Меня тянет к ним, хоть я их и побаиваюсь. Они знают, что я—весь до ногтей — буржуа, но все же видят во мне человека. Сложность моего характера смущает их. Они чувствуют во мне патриота, человека, одержимого гордостью, которая им враждебна. Но в то же время они видят, что враждебно отношусь я и к офицерам, к армии. Я скрытен, но меня считают хорошим товарищем. Они — вспыльчивы, обидчивы. Чувствуется, что они размышляют, страдают, что они люди сложной психики.

Они недовольны пищей. Нам дают только овощи и мороженое мясо, — это первое, на что обычно жалуются и рабочие и крестьяне. Я на это не жалуюсь, хотя страдаю от этого больше, чем они.

— Англичан кормят лучше.

— Ты-то знаешь. Ты ведь был у них»

Да, я у них был. И с каким удовольствием! Мне бы надо было родиться англичанином. Это одно из тех детских мечтаний, которые хранишь до конца дней.

-— Нет, у них паршиво.

— Почему? —спрашиваю я.

Они смотрят на меня, не зная, что ответить.
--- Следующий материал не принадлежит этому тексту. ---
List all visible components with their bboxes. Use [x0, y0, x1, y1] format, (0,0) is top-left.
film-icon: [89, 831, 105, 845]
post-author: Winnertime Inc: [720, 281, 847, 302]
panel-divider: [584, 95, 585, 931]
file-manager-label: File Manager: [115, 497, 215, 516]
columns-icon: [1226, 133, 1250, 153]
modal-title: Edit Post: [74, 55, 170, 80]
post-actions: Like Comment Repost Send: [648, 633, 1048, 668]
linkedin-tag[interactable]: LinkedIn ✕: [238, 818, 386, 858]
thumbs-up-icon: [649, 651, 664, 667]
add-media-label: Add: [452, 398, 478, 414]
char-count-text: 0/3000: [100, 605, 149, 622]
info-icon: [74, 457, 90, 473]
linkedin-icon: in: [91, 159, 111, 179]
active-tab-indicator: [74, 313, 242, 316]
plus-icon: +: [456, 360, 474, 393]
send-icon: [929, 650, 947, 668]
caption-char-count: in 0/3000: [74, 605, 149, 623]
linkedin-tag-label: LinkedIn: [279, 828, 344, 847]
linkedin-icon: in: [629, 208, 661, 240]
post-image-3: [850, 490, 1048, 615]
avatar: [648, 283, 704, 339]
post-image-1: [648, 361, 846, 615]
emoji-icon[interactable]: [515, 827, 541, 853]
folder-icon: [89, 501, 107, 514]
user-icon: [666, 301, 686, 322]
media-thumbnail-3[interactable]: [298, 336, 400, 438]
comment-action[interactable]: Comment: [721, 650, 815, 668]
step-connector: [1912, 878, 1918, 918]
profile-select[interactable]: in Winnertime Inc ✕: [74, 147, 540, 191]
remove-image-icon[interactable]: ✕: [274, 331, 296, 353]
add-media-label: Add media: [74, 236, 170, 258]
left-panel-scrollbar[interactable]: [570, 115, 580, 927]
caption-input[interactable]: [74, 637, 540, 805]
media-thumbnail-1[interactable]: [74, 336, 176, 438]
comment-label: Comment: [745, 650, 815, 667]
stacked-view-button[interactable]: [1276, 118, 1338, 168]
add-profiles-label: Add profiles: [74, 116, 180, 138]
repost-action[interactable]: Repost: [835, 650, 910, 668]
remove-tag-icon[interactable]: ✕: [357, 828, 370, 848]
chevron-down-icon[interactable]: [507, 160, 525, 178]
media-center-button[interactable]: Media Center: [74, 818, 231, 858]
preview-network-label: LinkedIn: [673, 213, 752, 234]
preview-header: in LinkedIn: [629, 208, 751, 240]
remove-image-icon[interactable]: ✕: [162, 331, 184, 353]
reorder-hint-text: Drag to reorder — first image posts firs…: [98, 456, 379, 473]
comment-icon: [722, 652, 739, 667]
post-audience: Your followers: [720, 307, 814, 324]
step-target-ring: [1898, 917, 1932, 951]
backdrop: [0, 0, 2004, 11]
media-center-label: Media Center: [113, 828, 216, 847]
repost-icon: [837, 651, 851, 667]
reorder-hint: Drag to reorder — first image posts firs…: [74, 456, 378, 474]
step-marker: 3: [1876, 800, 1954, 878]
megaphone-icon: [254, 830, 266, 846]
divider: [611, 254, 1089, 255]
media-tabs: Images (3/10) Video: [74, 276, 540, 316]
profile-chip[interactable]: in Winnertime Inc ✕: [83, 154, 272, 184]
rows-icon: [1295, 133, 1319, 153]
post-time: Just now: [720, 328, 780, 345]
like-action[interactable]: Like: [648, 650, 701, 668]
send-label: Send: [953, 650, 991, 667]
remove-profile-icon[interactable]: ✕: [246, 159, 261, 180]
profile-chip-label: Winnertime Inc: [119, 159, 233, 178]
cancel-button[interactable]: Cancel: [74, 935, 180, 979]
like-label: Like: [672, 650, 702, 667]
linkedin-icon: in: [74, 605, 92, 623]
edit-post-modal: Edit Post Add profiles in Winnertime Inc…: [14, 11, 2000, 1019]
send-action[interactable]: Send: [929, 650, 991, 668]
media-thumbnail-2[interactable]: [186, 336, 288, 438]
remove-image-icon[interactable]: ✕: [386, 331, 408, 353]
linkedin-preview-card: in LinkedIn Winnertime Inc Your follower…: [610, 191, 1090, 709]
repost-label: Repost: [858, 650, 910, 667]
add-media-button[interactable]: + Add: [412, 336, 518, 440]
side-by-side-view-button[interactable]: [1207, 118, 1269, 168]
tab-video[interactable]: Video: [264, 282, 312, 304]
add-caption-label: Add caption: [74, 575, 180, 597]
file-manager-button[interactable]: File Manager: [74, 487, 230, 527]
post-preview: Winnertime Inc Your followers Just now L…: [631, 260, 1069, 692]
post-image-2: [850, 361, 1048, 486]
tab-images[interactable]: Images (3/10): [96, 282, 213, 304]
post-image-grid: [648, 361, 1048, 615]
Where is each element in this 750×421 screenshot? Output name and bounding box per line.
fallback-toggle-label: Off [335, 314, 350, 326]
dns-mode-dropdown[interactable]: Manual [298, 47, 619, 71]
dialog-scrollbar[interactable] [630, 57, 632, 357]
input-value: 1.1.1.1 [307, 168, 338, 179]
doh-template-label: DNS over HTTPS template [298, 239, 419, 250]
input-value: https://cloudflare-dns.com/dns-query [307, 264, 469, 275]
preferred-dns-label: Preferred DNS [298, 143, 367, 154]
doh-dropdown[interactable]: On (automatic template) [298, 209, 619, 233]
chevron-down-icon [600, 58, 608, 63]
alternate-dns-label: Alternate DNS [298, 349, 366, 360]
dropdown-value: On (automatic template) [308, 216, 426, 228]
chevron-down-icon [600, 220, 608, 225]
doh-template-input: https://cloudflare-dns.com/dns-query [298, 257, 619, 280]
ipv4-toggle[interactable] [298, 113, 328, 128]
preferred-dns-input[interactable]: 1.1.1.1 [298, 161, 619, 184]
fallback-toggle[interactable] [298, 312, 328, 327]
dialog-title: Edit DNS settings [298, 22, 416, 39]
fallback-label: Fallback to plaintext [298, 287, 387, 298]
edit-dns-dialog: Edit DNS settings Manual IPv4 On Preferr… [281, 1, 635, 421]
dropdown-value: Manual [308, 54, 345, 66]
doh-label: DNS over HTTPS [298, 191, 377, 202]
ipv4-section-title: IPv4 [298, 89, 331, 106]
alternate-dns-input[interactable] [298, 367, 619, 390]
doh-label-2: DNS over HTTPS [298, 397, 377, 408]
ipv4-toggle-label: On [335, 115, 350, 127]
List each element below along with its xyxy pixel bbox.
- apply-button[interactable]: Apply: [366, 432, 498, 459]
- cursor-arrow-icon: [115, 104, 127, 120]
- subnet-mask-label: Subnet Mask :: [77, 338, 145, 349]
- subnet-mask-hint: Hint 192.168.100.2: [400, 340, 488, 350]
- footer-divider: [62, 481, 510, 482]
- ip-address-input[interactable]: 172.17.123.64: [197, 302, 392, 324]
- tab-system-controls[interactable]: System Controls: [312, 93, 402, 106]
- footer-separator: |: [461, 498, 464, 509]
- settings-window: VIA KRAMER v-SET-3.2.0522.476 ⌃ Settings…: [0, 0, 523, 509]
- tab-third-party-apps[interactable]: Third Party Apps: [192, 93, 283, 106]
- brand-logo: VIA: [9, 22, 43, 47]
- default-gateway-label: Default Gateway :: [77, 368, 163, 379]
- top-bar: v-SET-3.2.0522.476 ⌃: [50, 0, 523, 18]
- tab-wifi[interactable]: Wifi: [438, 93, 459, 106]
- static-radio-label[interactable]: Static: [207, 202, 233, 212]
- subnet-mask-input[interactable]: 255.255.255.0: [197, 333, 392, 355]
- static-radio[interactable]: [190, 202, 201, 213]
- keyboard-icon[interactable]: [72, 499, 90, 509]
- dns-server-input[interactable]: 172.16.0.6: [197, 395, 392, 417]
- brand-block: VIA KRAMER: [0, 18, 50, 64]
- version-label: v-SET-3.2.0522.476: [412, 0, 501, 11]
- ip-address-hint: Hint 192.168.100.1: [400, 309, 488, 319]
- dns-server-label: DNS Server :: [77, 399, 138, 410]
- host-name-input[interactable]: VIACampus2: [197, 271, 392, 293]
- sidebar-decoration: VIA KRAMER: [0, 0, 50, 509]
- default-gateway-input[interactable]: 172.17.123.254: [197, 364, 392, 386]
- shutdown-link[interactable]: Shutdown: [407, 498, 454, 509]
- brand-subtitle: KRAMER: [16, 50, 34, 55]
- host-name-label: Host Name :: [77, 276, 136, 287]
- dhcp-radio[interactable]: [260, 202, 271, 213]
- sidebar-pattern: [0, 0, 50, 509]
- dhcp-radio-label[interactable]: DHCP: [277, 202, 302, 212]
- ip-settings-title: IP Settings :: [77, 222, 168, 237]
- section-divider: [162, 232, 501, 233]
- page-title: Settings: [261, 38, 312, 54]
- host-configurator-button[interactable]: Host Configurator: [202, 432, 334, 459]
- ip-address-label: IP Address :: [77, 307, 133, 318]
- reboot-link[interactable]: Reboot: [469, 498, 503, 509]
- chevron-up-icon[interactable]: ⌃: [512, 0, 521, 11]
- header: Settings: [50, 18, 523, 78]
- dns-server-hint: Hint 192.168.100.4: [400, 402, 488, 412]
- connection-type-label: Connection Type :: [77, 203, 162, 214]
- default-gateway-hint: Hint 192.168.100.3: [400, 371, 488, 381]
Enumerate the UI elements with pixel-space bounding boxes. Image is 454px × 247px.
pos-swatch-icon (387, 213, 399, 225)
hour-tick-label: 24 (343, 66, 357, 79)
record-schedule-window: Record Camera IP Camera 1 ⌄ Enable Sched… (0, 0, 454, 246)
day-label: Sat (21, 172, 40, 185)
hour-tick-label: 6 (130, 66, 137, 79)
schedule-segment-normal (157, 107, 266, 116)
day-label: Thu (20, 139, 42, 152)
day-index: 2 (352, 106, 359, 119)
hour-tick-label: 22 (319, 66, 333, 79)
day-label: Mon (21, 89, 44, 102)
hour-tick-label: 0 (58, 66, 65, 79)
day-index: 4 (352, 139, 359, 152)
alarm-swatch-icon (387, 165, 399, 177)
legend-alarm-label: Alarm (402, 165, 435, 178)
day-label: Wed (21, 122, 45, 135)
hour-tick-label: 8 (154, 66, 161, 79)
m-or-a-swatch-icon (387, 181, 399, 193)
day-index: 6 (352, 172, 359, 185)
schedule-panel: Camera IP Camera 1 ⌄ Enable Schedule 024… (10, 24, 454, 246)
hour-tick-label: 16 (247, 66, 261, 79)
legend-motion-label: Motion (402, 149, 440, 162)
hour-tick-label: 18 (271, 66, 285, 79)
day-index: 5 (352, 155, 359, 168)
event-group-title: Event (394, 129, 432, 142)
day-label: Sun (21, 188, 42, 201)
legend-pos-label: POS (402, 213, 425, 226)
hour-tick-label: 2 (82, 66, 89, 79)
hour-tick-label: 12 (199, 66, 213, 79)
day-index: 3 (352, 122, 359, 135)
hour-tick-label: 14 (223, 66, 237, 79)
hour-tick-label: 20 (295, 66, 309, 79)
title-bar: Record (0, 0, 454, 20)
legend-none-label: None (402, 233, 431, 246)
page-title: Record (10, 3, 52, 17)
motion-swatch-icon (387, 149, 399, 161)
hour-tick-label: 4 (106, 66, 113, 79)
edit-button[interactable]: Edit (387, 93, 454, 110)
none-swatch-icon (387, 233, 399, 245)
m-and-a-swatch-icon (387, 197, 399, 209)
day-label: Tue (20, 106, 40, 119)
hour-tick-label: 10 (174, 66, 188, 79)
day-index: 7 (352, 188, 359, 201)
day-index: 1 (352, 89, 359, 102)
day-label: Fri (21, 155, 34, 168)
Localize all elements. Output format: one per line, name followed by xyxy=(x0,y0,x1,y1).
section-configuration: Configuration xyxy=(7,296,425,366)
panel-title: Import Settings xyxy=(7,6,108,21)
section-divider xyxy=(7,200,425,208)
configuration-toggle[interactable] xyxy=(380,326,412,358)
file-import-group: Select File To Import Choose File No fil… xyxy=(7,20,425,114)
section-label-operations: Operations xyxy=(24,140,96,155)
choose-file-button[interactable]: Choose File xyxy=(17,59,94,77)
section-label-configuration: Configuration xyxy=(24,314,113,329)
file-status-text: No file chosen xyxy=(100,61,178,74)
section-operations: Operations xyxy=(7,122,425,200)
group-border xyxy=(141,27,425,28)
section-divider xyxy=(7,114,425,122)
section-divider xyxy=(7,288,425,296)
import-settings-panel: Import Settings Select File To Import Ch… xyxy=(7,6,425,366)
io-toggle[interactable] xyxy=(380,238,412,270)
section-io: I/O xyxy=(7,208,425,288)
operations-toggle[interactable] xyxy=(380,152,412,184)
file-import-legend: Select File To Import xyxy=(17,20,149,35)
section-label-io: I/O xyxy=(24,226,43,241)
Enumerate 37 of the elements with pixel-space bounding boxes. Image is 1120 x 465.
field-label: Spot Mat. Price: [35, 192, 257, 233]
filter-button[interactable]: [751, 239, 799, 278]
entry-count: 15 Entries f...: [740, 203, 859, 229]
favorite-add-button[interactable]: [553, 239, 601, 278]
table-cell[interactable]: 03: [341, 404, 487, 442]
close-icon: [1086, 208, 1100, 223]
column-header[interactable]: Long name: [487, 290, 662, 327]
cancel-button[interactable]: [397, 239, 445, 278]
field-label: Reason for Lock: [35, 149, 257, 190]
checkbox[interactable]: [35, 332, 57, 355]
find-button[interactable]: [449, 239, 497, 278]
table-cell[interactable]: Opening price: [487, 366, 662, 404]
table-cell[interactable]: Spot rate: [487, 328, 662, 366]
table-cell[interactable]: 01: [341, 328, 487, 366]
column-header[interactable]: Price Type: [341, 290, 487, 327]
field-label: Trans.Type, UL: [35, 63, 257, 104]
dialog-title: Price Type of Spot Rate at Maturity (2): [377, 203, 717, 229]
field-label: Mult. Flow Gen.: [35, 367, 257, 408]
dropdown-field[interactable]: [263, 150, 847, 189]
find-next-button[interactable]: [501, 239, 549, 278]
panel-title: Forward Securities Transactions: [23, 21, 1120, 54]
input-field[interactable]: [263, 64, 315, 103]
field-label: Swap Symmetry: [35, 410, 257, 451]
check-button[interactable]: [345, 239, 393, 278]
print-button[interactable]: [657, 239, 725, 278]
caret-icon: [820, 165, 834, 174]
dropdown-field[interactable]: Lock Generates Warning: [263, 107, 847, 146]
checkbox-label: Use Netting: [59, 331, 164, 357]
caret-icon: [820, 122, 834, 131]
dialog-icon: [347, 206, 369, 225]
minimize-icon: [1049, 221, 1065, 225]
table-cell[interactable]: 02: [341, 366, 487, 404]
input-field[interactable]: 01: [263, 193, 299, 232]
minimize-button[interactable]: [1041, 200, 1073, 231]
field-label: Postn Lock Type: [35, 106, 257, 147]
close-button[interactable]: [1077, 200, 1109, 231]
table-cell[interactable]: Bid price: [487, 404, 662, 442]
— Англия, — говорю я, — богаче Франции, однако...

Я останавливаюсь. Было бы слишком - долго объяснять им причины французской скаредности, в которой мы все повинны.

Я слежу за тем, как они едят. У них грубые манеры. Так едят и многие буржуа, но эти люди сохранили все же -гораздо больше душевной тонкости, чем многие буржуа.

Они чувствуют на себе мой взгляд и видят, что я ем не так, как они, и что я стараюсь подражать им. Мы стесняем друг друга. Какая-то точная, неуловимая, но прочная преграда разделяет нас друг от друга.

Хотел ли бы я ее разрушить? Мне одинаково противно, когда говорят, что преграда эта незыблема, и когда ее вовсе отрицают. Я совмещаю в себе мелкого буржуа и аристократа.

Наша беседа переходит на темы войны. Мы все понимаем, что нас снова надули. Эта экспедиция не удалась. До Константинополя далеко, и мы никогда не попадем туда. Французские газеты врут в каждой строке. Флот должен был нам помочь, но он заперт подводными лодками и стоит в бухте.

Вероятно, газеты врут и в сообщениях о наступлении, которое будто бы начинается во Франции.

— Нас побили, надо подписывать мир, —- говорит один из синдикалистов.

— Если бы это зависело от тебя, ты бы не подписал, — хмуро говорю я.

— Еще как! —отвечает синдикалист.

Я смотрю ему в глаза, — он лжет. Мы все лжем. Я беспрестанно лгу. Лгу, когда скрываю свой патриотизм, он бьет из меня, хоть это противоречит всему моему поведению. В глубине души я хотел бы, чтобы спасал отечество кто-нибудь другой вместо меня. Я пришел сюда не как патриот? а. как утонченный буржуа, жаждущий ощущений. Я пришел к народу путями вывернутого наизнанку, неузнаваемого, молчаливого и чопорного романтизма.

Так же точно лгу я и тогда, когда бываю мил и любезен с ними. Мое тайное стремление к бедности и унижению не имеет ничего общего с их настроениями.

Я пристально смотрю на залив, окаймленный легкими горами. Природа дороже мне, чем живые люди.

В иной буржуазной среде, среди богатых и аристократов, я тоже кажусь необычным. Как много перегородок разделяет общество. Я—средний, либерально настроенный буржуа. Я принадлежу к тонкой прослойке между другими классами.